Жизнь тяжелая и отшельническая, глубоко, исключительно даже писательская, проходила передо мной шестьдесят лет. И прошла. Теперь уж, из моих сверстников, некому проходить.
1968

КОММЕНТАРИИ

Русская мысль. 1968. 4 февр. No 2668.
С. 360. В одном из журналов… рассказик мой ‘Океан’.— Рассказ Зайцева ‘Океан’ был опубликован в журнале ‘Вопросы жизни’ (1905. No 2) и в книги не включался.
…когда возник ‘Сириус’… стали выходить довольно обильно и его книги.— Издательство ‘Сирин’ (у Зайцева в названии неточность) было основано в Петербурге промышленником М. И. Терещенко и его двумя сестрами в 1912 г., оно выпускало книги до 1915 г. при активном сотрудничестве А. Блока. В ‘Сирине’ были изданы собрания сочинений А. Ремизова (8 т., часть тиража в издательстве ‘Шиповник’ в 1910—1912 гг.), Ф. Сологуба (16 т.), В. Брюсова (из 25 т. успели выйти 8), а также однотомники Ремизова ‘Докука и балагурье’ (1914), ‘Весеннее порошье’ (1915) и др.
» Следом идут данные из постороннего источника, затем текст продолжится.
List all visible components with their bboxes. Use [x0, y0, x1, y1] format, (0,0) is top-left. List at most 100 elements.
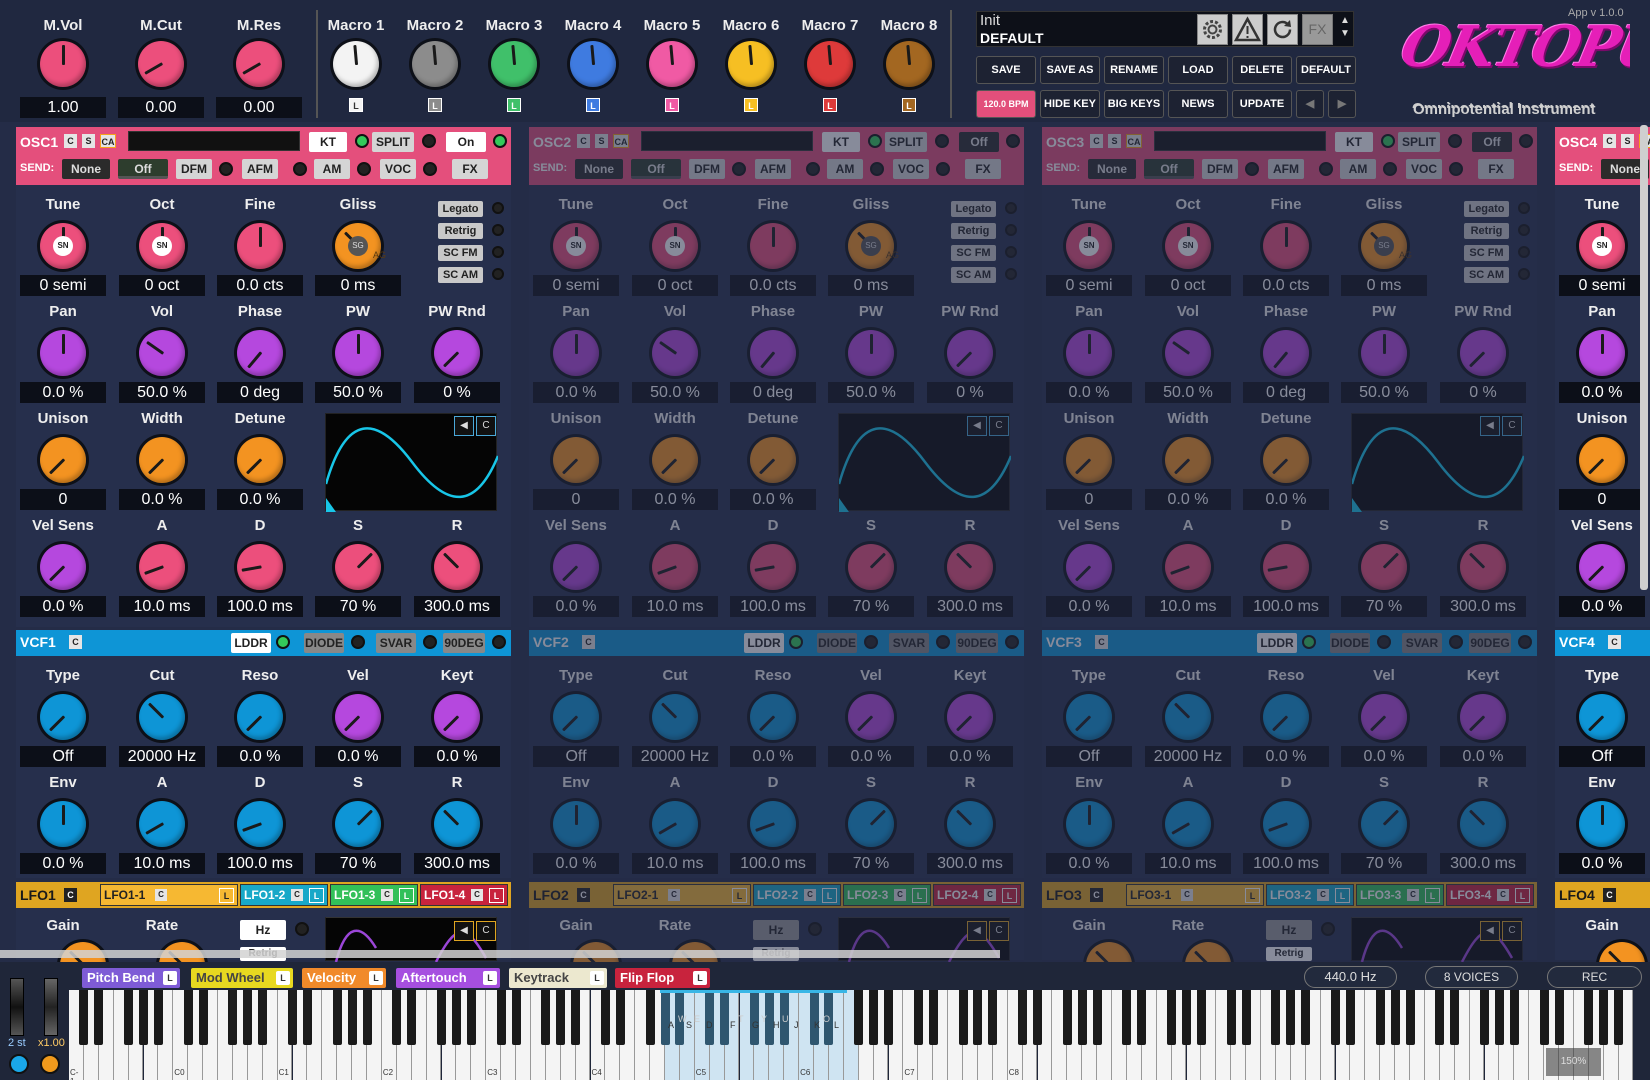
wave-copy-button[interactable]: C: [1502, 416, 1522, 436]
send-none-button[interactable]: None: [62, 159, 110, 179]
osc-oct-knob[interactable]: SN: [1165, 223, 1211, 269]
black-key[interactable]: [1435, 990, 1445, 1045]
osc-pw-rnd-value[interactable]: 0 %: [414, 382, 500, 403]
black-key[interactable]: [183, 990, 193, 1045]
master-knob-m-cut[interactable]: [138, 41, 184, 87]
vcf-mode-svar[interactable]: SVAR: [376, 633, 416, 653]
osc-legato-button[interactable]: Legato: [951, 201, 996, 217]
preset-120-0-bpm-button[interactable]: 120.0 BPM: [976, 90, 1036, 118]
copy-button[interactable]: C: [1090, 134, 1103, 148]
black-key[interactable]: [94, 990, 104, 1045]
osc-waveform-display[interactable]: ◀ C: [324, 413, 500, 512]
osc-legato-button[interactable]: Legato: [1464, 201, 1509, 217]
send-off-button[interactable]: Off: [118, 159, 168, 179]
vcf-cut-value[interactable]: 20000 Hz: [632, 746, 718, 767]
lfo-copy-button[interactable]: C: [577, 888, 590, 902]
vcf-vel-knob[interactable]: [335, 694, 381, 740]
mod-mult-knob[interactable]: [40, 1054, 60, 1074]
voc-button[interactable]: VOC: [1406, 159, 1442, 179]
osc-pw-knob[interactable]: [335, 330, 381, 376]
vcf-a-value[interactable]: 10.0 ms: [1145, 853, 1231, 874]
osc-retrig-button[interactable]: Retrig: [951, 223, 996, 239]
mod-source-flip-flop[interactable]: Flip Flop L: [615, 968, 710, 988]
osc-a-value[interactable]: 10.0 ms: [632, 596, 718, 617]
osc-pw-knob[interactable]: [848, 330, 894, 376]
fx-send-button[interactable]: FX: [452, 159, 488, 179]
vcf-vel-knob[interactable]: [848, 694, 894, 740]
osc-detune-value[interactable]: 0.0 %: [1243, 489, 1329, 510]
vcf-keyt-knob[interactable]: [1460, 694, 1506, 740]
osc-phase-value[interactable]: 0 deg: [217, 382, 303, 403]
osc-pw-rnd-value[interactable]: 0 %: [1440, 382, 1526, 403]
macro-knob-4[interactable]: [570, 41, 616, 87]
lfo-sub-learn[interactable]: L: [489, 888, 504, 903]
osc-r-value[interactable]: 300.0 ms: [927, 596, 1013, 617]
dfm-button[interactable]: DFM: [689, 159, 725, 179]
vcf-s-value[interactable]: 70 %: [315, 853, 401, 874]
lfo-copy-button[interactable]: C: [64, 888, 77, 902]
vcf-env-value[interactable]: 0.0 %: [533, 853, 619, 874]
fx-send-button[interactable]: FX: [965, 159, 1001, 179]
osc-vel-sens-knob[interactable]: [40, 544, 86, 590]
black-key[interactable]: [809, 990, 819, 1045]
vcf-d-value[interactable]: 100.0 ms: [217, 853, 303, 874]
osc-tune-value[interactable]: 0 semi: [533, 275, 619, 296]
vcf-mode-lddr[interactable]: LDDR: [1257, 633, 1297, 653]
lfo-sub-copy[interactable]: C: [894, 889, 906, 901]
osc-sc-fm-button[interactable]: SC FM: [1464, 245, 1509, 261]
black-key[interactable]: [1077, 990, 1087, 1045]
black-key[interactable]: [1509, 990, 1519, 1045]
preset-delete-button[interactable]: DELETE: [1232, 56, 1292, 84]
lfo-sub-learn[interactable]: L: [219, 888, 234, 903]
osc-unison-value[interactable]: 0: [1046, 489, 1132, 510]
split-button[interactable]: SPLIT: [1398, 132, 1440, 152]
vcf-r-value[interactable]: 300.0 ms: [1440, 853, 1526, 874]
osc-gliss-value[interactable]: 0 ms: [1341, 275, 1427, 296]
vcf-copy-button[interactable]: C: [582, 635, 595, 649]
black-key[interactable]: [556, 990, 566, 1045]
osc-oct-value[interactable]: 0 oct: [1145, 275, 1231, 296]
black-key[interactable]: [466, 990, 476, 1045]
vcf-mode-diode[interactable]: DIODE: [304, 633, 344, 653]
osc-gliss-knob[interactable]: SG: [1361, 223, 1407, 269]
pitch-range-knob[interactable]: [9, 1054, 29, 1074]
black-key[interactable]: [496, 990, 506, 1045]
preset-big-keys-button[interactable]: BIG KEYS: [1104, 90, 1164, 118]
osc-width-knob[interactable]: [1165, 437, 1211, 483]
preset-hide-key-button[interactable]: HIDE KEY: [1040, 90, 1100, 118]
split-button[interactable]: SPLIT: [885, 132, 927, 152]
preset-news-button[interactable]: NEWS: [1168, 90, 1228, 118]
macro-knob-2[interactable]: [412, 41, 458, 87]
osc-r-knob[interactable]: [1460, 544, 1506, 590]
osc-width-value[interactable]: 0.0 %: [632, 489, 718, 510]
osc-pan-knob[interactable]: [553, 330, 599, 376]
lfo-sub-copy[interactable]: C: [1181, 889, 1193, 901]
osc-d-value[interactable]: 100.0 ms: [217, 596, 303, 617]
osc-unison-knob[interactable]: [553, 437, 599, 483]
osc-unison-value[interactable]: 0: [1559, 489, 1645, 510]
macro-learn-button[interactable]: L: [349, 98, 363, 112]
vcf-mode-lddr[interactable]: LDDR: [744, 633, 784, 653]
vcf-a-value[interactable]: 10.0 ms: [119, 853, 205, 874]
osc-phase-knob[interactable]: [1263, 330, 1309, 376]
mod-source-learn[interactable]: L: [276, 971, 290, 985]
black-key[interactable]: [139, 990, 148, 1045]
osc-fine-value[interactable]: 0.0 cts: [1243, 275, 1329, 296]
lfo-sub-tab[interactable]: LFO1-4 C L: [420, 884, 508, 906]
osc-vel-sens-value[interactable]: 0.0 %: [20, 596, 106, 617]
osc-fine-value[interactable]: 0.0 cts: [217, 275, 303, 296]
lfo-sub-tab[interactable]: LFO1-2 C L: [240, 884, 328, 906]
vcf-env-value[interactable]: 0.0 %: [20, 853, 106, 874]
osc-pan-value[interactable]: 0.0 %: [20, 382, 106, 403]
osc-a-value[interactable]: 10.0 ms: [119, 596, 205, 617]
vcf-keyt-value[interactable]: 0.0 %: [1440, 746, 1526, 767]
voc-button[interactable]: VOC: [893, 159, 929, 179]
osc-oct-value[interactable]: 0 oct: [632, 275, 718, 296]
osc-s-knob[interactable]: [1361, 544, 1407, 590]
osc-detune-knob[interactable]: [237, 437, 283, 483]
master-knob-m-res[interactable]: [236, 41, 282, 87]
am-button[interactable]: AM: [314, 159, 350, 179]
black-key[interactable]: [1167, 990, 1177, 1045]
black-key[interactable]: [973, 990, 983, 1045]
macro-knob-1[interactable]: [333, 41, 379, 87]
С. 361. И много // Переменилось в жизни для меня…— Из стихотворения А. С. Пушкина ‘…Вновь я посетил…’ (1835).
Одна главноначальствующая, главковерх, одна писательница преданная, вроде начальника штаба…— Имеются в виду Наталья Викторовна Резникова-Чернова (1903—1992), написавшая мемуарную книгу ‘Огненная память’ (Беркли, 1980), и писательница Наталья Владимировна Кодрянская (1901—1983), автор книг ‘Алексей Ремизов’ (Париж, 1959) и ‘Ремизов в своих письмах’ (Париж, 1977).
…все мы, пишущие, считались членами ‘Обезьяньей Вольной Палаты’…— Шутовское общество ‘Обезьянья Великая и Вольная Палата’ (‘Обезвелволпал’) А. М. Ремизов придумал в 1908 г. ‘В палату,— вспоминает один из ‘серапиновых братьев’, принятых в это общество, К. А. Федин,— выбирались только литераторы, и выборы производил сам Ремизов, носивший звание ‘старшего канцеляриуса’, в то время как сочлены палаты величались кавалерами, князьями, епископами и многими другими титулами, придуманными для каждого отдельного случая, иногда лестными, иногда насмешливо позорящими, вроде, например, ‘великого гнида’. Знаменитый пушкинист Павел Елисеевич Щеголев звался ‘старейшим князем’, беллетрист Вячеслав Шишков — ‘князем Бежецким и Сибирским’. Был в палате ‘епископ обезьянский смиренный Замутий, в мире князь обезьянский Евгений Замятин’. Но больше всего числилось ‘кавалеров’, и многие из них знали друг друга только по именам, потому что палата не устраивала собраний и вообще никакой общественной жизни не вела, а существовала как бы в абстракции, в фантазии ее канцеляриуса. Он возводил в звания и раздавал титулы, вел счет кавалерам, писал и разрисовывал ‘обезьяньи лавровые грамоты’, которыми наделялись новопосвященные. Это были забавные ремизовскис документы, сплошь увитые его замысловатыми росчерками, вязь из букв и слова, с печатями, заключавшими в себе чертовские знаки, изображения уродов и непонятные надписи глаголицей, которую Ремизов изучил совершенно’ (Федин К. Собр. соч : В 12 т. М., 1986. Т. 10. С. 94).
С. 362. …времен тезки.. Алексея Тишайшего..— Алексей Михайлович (‘Тишайший’, 1624—1676) — второй царь дома Романовых.
Приемная Плона какого-нибудь или Галлимара…— Имеются в виду известные парижские издательства Плона и Галлимара, которые издавали и книги русских эмигрантов.
С. 363. В ‘Русской мысли’ был номер с его портретом, приветственными статьями — Юбилейный номер ‘Русской мысли’, посвященный 80-летию А. М. Ремизова, вышел 6 июля 1957 г. (No 1087). В нем были опубликованы большой очерк Ю. Тсрапиано, ‘Письмо Ремизову’ Зайцева (как близкого друга и как председателя парижского Союза писателей и журналистов), приветствие Г. Адамовича и большой портретный рисунок юбиляра, выполненный О. Ковалевской.